Una specifica disposizione contenuta nella Legge n. 30/1997, ha integrato il comma 2 dell’articolo 26 D.P.R. n. 633/72, stabilendo che se un’operazione, per la quale sia stata emessa regolare fattura viene meno in tutto o in parte per il mancato pagamento (totale o parziale) del corrispettivo a causa di procedure concorsuali, o di quelle esecutive rimaste infruttuose, il soggetto che ha emesso, o registrato, la fattura può attivare la procedura di variazione in diminuzione.
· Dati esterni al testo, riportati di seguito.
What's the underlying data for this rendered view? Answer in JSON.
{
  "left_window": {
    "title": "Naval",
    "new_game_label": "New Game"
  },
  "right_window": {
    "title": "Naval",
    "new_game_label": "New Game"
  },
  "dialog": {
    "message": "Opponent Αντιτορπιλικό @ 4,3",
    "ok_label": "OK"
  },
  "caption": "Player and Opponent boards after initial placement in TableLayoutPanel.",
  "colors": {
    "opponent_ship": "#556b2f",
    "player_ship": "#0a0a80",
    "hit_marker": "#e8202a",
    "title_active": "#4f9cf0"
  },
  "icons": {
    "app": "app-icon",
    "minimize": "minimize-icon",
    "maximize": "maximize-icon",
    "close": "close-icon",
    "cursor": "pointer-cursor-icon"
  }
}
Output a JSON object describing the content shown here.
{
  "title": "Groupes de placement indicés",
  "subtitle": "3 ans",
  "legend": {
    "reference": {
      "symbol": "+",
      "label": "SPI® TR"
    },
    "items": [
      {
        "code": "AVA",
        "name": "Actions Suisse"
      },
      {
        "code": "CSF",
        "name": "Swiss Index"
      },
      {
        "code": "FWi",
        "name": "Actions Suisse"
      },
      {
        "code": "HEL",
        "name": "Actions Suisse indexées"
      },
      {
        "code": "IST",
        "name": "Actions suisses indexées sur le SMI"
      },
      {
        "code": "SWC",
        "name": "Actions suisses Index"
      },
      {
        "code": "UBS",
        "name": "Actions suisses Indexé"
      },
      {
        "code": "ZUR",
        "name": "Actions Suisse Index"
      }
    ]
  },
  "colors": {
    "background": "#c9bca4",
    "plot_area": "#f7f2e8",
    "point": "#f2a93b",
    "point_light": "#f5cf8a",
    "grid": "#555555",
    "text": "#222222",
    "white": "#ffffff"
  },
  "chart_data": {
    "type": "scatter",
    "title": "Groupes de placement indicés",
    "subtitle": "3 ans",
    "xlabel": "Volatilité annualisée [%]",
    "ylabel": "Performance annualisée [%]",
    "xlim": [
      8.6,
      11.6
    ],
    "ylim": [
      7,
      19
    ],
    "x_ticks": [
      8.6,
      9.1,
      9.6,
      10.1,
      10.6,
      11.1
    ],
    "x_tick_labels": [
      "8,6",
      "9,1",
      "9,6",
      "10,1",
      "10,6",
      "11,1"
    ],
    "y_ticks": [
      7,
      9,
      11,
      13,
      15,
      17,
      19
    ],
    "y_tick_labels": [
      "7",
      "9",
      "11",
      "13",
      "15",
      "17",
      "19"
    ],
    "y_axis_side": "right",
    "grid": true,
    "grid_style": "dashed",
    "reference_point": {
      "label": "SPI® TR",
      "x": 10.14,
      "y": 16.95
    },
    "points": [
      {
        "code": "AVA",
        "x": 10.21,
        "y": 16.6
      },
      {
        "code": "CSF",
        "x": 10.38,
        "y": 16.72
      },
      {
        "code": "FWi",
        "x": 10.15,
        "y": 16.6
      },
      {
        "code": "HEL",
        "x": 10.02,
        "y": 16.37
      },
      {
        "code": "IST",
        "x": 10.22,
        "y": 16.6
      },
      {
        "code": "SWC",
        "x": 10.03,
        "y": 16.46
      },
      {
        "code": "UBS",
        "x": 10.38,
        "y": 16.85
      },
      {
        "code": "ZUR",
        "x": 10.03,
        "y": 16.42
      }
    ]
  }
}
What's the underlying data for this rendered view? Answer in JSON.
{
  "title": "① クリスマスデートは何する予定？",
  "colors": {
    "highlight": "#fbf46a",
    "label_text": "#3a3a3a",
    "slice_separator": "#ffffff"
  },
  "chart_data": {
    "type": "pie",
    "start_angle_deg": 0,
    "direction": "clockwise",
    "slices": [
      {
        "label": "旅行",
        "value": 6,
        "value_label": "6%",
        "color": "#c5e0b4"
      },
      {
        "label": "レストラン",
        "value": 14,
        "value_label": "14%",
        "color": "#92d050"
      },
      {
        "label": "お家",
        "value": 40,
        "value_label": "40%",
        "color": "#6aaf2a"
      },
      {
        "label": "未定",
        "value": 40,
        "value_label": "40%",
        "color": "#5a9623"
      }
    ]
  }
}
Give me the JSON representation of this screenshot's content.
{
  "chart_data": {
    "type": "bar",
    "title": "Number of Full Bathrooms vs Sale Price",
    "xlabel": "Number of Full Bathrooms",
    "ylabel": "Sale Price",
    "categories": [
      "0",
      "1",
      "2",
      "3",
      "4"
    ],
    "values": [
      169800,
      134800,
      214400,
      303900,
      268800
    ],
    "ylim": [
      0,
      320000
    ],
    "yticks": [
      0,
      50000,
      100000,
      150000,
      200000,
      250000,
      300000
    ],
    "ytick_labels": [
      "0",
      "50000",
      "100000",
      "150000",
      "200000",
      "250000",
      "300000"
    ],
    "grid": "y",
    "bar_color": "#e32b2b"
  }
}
Sul punto, sono stati forniti importanti chiarimenti dall’Amministrazione Finanziaria con le circolari n. 77/E/2000 e 89/E/2002, precisando il momento a partire dal quale il cedente del bene, o il prestatore del servizio, può eseguire la variazione in diminuzione delle fatture rimaste insolute.
In particolare, nel vostro caso, e cioè fallimento, le variazioni in diminuzione (note di credito) possono essere eseguite solo dopo che il piano di riparto del fallimento sia divenuto definitivo, ovvero, in assenza di un piano di riparto, alla scadenza del termine per il reclamo al decreto di chiusura del fallimento.
In base al disposto di cui al comma 2 dell’articolo 26 D.P.R. n. 633/72, solo attraverso l’emissione di una variazione in diminuzione della base imponibile, è possibile esercitare il diritto alla detrazione dell’imposta corrispondente alle variazioni, ai sensi dell’articolo 19 dello stesso decreto. Inoltre, le stesse variazioni in diminuzione possono essere effettuate senza alcun limite temporale: si supera, così, il termine perentorio disciplinato, invece, dal comma 3 dello stesso articolo 26 D.P.R. n. 633/72.
Tuttavia, la disciplina di cui al comma 2 articolo 26 D.P.R. n. 633/72 deve essere coordinata con quella concernente l’esercizio del diritto alla detrazione di cui all’articolo 19. Di conseguenza, da un lato le variazioni in diminuzione possono essere effettuate senza limiti temporali, dall’altro il diritto alla detrazione dell’imposta può essere esercitato al più tardi con la dichiarazione relativa al secondo anno successivo a quello in cui si verifica il presupposto per operare la variazione in diminuzione.
Da un punto di vista operativo, quindi, anche sulla base di quanto affermato nella sentenza di Cass. Civ. n. 128131/2002, se il debitore è assoggettato a procedura concorsuale od esecutiva, il relativo credito può essere “girato” a perdita o al “fondo svalutazione crediti” solo nel momento in cui si acquista la certezza che il credito non possa più essere soddisfatto (gli elementi di certezza e precisione sono soddisfatti con l’apertura della procedura di fallimento).
Pertanto, nella vostra situazione, solo sulla base di elementi certi e precisi (comma 5 articolo 101 T.U.I.R.), potrete provvedere allo stralcio del credito, vantato nei confronti del vostro cliente, con l’utilizzo del fondo svalutazione crediti, che da quanto indicato nel quesito risulta essere capiente. Tale utilizzo può avvenire a partire dall’esercizio di apertura della procedura concorsuale, ed entro l’esercizio di chiusura della stessa.
Successivamente, solo con la definizione del piano di riparto, o alla scadenza del termine per il reclamo al decreto di chiusura del fallimento, potrete emettere una nota di credito (del solo importo relativo all’I.V.A. in precedenza dovuta) nei confronti del vostro cliente, e procedere, così, all’esercizio del diritto di detrazione di cui all’articolo 19 D.P.R. n. 633/72. Ovviamente, l’emissione della nota di credito per il solo importo dell’I.V.A. in precedenza dovuta, avrà come contropartita contabile l’utilizzo del mastrino “sopravvenienze attive”, se l’emissione della stessa avviene in un esercizio successivo a quello di competenza del ricavo originario.